Suppose we have an instance where two viewers, V1 and V2, representing two players playing remotely (e.g. online) want to play a game together on the same engine E

V1 <==> E <==> V2

This isn't really supported by UHP, since the only way a viewer can receive a move from the engine is by requesting it via bestmove, which is more like the engine suggesting a move rather than stating a new gamestate.
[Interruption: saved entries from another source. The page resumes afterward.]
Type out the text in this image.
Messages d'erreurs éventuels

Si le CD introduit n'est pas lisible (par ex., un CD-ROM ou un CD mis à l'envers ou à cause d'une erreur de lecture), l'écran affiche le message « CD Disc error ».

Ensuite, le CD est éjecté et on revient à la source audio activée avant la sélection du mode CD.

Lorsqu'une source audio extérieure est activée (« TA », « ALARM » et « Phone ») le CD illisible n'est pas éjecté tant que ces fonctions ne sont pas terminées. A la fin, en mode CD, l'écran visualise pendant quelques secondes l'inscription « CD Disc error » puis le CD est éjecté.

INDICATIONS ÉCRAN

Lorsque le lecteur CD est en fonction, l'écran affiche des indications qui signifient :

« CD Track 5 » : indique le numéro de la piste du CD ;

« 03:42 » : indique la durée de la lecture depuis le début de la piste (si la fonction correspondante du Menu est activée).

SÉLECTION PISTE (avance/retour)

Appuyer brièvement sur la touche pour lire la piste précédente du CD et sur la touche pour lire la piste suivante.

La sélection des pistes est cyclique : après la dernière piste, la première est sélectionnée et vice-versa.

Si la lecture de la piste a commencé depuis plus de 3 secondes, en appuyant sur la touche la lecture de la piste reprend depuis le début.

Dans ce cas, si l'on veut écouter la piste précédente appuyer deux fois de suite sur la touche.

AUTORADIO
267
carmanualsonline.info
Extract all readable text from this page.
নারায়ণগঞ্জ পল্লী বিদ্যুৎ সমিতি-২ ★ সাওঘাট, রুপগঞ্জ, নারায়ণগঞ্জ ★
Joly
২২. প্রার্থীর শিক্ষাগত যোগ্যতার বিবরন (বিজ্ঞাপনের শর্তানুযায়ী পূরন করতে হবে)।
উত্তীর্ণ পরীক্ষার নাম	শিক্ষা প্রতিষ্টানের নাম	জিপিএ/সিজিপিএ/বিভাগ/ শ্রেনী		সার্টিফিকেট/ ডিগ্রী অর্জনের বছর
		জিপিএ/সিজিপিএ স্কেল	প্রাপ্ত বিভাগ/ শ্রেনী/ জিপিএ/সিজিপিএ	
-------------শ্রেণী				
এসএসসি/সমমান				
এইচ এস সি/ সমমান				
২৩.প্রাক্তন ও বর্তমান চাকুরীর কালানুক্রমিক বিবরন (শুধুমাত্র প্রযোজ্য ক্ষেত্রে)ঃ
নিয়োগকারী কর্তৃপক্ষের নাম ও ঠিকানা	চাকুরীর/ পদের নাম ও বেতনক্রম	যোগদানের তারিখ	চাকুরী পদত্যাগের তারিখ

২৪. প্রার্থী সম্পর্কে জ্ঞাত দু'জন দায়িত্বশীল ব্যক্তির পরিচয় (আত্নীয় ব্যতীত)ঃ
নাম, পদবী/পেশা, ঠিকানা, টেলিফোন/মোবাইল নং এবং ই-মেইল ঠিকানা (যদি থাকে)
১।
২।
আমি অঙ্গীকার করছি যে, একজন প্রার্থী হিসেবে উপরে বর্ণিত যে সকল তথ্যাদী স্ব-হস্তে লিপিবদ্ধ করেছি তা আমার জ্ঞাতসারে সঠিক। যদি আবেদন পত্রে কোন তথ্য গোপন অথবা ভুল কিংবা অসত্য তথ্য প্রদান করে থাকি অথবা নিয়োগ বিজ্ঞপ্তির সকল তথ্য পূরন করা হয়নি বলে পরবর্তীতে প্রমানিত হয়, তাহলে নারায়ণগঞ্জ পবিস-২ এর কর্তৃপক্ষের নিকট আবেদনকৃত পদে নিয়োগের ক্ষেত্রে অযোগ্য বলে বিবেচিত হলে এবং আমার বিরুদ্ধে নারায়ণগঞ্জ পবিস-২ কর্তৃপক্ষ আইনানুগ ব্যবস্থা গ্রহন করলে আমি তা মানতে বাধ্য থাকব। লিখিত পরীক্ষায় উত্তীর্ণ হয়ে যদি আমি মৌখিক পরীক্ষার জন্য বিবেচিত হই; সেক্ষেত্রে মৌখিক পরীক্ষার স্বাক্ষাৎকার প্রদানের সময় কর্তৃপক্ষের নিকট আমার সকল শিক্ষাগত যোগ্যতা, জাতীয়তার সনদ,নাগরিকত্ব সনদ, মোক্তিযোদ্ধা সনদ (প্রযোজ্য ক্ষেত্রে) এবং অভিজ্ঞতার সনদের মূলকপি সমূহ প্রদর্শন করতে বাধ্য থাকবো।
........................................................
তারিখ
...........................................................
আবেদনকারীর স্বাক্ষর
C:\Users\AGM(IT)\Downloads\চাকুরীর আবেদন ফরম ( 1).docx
Assuming the engine maintains two separate UHP sessions for the viewers, a command like playandwait MoveString could be added which submits the move, and then only replies when the other viewer submits their move. This reply should include the other player's MoveString as well as the new GameString.

wgreenberg avatar Nov 18 '20 22:11 wgreenberg

I suppose an alternative is that both remote Viewers submit UHP commands to the same session, although this implies some control logic on the Engine's side to ensure that V1 can't make plays for V2.

wgreenberg avatar Nov 19 '20 00:11 wgreenberg

I wrote up a little proposal for the new command here https://github.com/wgreenberg/roach/blob/master/UHP.md. Chances are I'll roll with it for now to get my Hive server off the ground, but I'm curious if you have any thoughts @jonthysell.

wgreenberg avatar Nov 19 '20 03:11 wgreenberg

In my imaginings of online play with the UHP, I imagined one running Engine which "hosts" the game, then two or more Viewers can receive the output of that engine.

The Viewers could also send commands, and it would be up to the hosting engine to decide whether to accept that command or not. And in theory, that hosting Engine might have no AI at all, so as not to burden the server with any tree search from bestmove.

There would just need to be some kind of network protocol for encapsulating the UHP input and output, and session management for creating/joining a game. Standardizing that network interface might be worthwhile.

Even despite using a shared code-base, MzingaViewer is architected such that the Engine is in running the game, and the Viewer is just there to facilitate input and UI.

It uses an EngineWrapper base class to interface with a engine - with InternalEngineWrapper and CliEngineWrapper subclasses - there's not reason why it there couldn't be a NetworkEngineWrapper.